BishopAccountability.org

Please Call an Ecumenical Council to Discuss My Book!

By Phil Lawler
Catholic Culture
June 4, 2013

http://www.catholicculture.org/commentary/the-city-gates.cfm?id=590


Well, stop the presses! An Australian prelate, Bishop Geoffrey Robinson, has called for a new ecumenical council to address questions related to sexual abuse. It will take a worldwide council to get the job done, he said, because sweeping changes are needed.

This clarion call by Bishop Robinson reminds me that back in 2010, another Australian bishop called for an ecumenical council to address Church teachings on sexuality, offering the same line of reasoning: that sweeping changes were necessary.

Oh, wait. That wasn’t another Australian bishop. That was Bishop Robinson, too.

So how is he coming, with those plans for an ecumenical council? Not too well, I’m afraid. Bishop Robinson doesn’t actually pull much weight in the worldwide hierarchy. For one thing, he isn’t an active bishop. He resigned back in 2004. He wasn’t required to resign because of his age; he was only 66. His health was apparently not a major concern; he’s still going strong, nine years later. He just… resigned.

Not that he has been quiet in his retirement. Far from it. But there are problems with what Bishop Robinson says when he airs his views. In 2008 the Australian bishops’ conference took the rare step of warning about “doctrinal difficulties” in Robinson’s new book. Those problems, the Australian bishops said, included “among other things, the nature of Tradition, the inspiration of the Holy Scripture, the infallibility of the Councils and the Pope, the authority of the Creeds, the nature of the ministerial priesthood and central elements of the Church’s moral teaching." Even Cardinal Roger Mahony, not ordinarily considered a doctrinal hard-liner, barred Bishop Robinson from speaking in his Los Angeles archdiocese that year.

At this point you might be thinking that Bishop Robinson expounds exciting new theological ideas. Sorry to disappoint, but No. It’s generally the same old tired stuff, made familiar through years of dissent and popularized by scores of liberal Protestant pundits. Now he styles himself an expert on the sex-abuse question, but Bishop Robinson’s most distinctive contribution to that discussion has been the suggestion that priests who molested boys might not have realized that they were violating their vows of celibacy.
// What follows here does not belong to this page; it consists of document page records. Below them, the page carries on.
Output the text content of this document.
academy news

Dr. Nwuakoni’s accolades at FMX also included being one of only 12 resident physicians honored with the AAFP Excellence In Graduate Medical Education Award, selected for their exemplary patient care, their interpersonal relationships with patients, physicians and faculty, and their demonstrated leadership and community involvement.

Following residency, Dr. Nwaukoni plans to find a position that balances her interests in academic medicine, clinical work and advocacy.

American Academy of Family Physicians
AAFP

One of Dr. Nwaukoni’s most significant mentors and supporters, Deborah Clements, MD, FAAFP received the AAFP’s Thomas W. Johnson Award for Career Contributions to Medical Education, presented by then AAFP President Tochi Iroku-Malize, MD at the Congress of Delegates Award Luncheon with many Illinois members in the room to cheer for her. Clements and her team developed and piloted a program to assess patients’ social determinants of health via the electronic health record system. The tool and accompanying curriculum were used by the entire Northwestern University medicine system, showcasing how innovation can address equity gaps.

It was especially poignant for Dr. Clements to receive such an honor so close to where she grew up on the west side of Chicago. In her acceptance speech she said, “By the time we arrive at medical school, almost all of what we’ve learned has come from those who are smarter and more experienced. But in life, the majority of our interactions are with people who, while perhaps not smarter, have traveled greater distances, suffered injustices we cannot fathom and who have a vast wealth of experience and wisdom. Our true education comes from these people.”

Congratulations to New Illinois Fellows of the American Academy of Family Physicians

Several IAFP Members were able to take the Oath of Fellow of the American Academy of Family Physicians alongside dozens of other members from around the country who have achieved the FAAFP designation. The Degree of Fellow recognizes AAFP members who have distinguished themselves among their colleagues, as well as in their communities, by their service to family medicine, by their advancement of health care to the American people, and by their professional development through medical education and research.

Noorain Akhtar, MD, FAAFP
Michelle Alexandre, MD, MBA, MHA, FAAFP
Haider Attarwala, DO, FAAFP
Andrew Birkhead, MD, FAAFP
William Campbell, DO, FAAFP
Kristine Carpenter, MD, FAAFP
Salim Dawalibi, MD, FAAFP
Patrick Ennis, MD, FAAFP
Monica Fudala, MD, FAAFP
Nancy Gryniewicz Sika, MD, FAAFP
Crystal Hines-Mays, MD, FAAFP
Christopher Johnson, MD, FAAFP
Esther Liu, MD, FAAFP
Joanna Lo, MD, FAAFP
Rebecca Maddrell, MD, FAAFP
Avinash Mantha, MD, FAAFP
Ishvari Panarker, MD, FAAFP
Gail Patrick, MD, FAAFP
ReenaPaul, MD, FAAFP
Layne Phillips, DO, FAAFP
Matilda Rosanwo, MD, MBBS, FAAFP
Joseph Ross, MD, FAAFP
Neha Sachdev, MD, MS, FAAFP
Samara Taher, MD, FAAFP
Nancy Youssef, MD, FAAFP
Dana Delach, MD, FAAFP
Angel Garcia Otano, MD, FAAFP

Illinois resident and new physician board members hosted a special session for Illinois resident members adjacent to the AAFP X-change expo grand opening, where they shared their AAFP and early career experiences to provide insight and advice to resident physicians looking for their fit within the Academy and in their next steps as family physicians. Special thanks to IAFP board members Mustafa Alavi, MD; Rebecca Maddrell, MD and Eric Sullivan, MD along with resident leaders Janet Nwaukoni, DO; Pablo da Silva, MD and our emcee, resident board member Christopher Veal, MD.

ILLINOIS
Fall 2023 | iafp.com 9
So it’s unlikely that other bishops around the world will take up Robinson’s call for a council. Surely he realizes that, too, 3 years after he first made the suggestion. Why, then, does he make the suggestion again? Let’s take another look at that Reuters story:

Robinson spoke at the launch of his new book For Christ's Sake: End Sexual Abuse in the Catholic Church ... for Good.
Aha! In 2010 he had just published a book about sexuality, and suggested an ecumenical council to discussion sexuality. Now he’s out with a book on sexual abuse, and wants a council to address sexual abuse. See a pattern here? Some authors are content with a book-signing reception; Bishop Robinson won’t be satisfied with any publicity event short of Vatican III.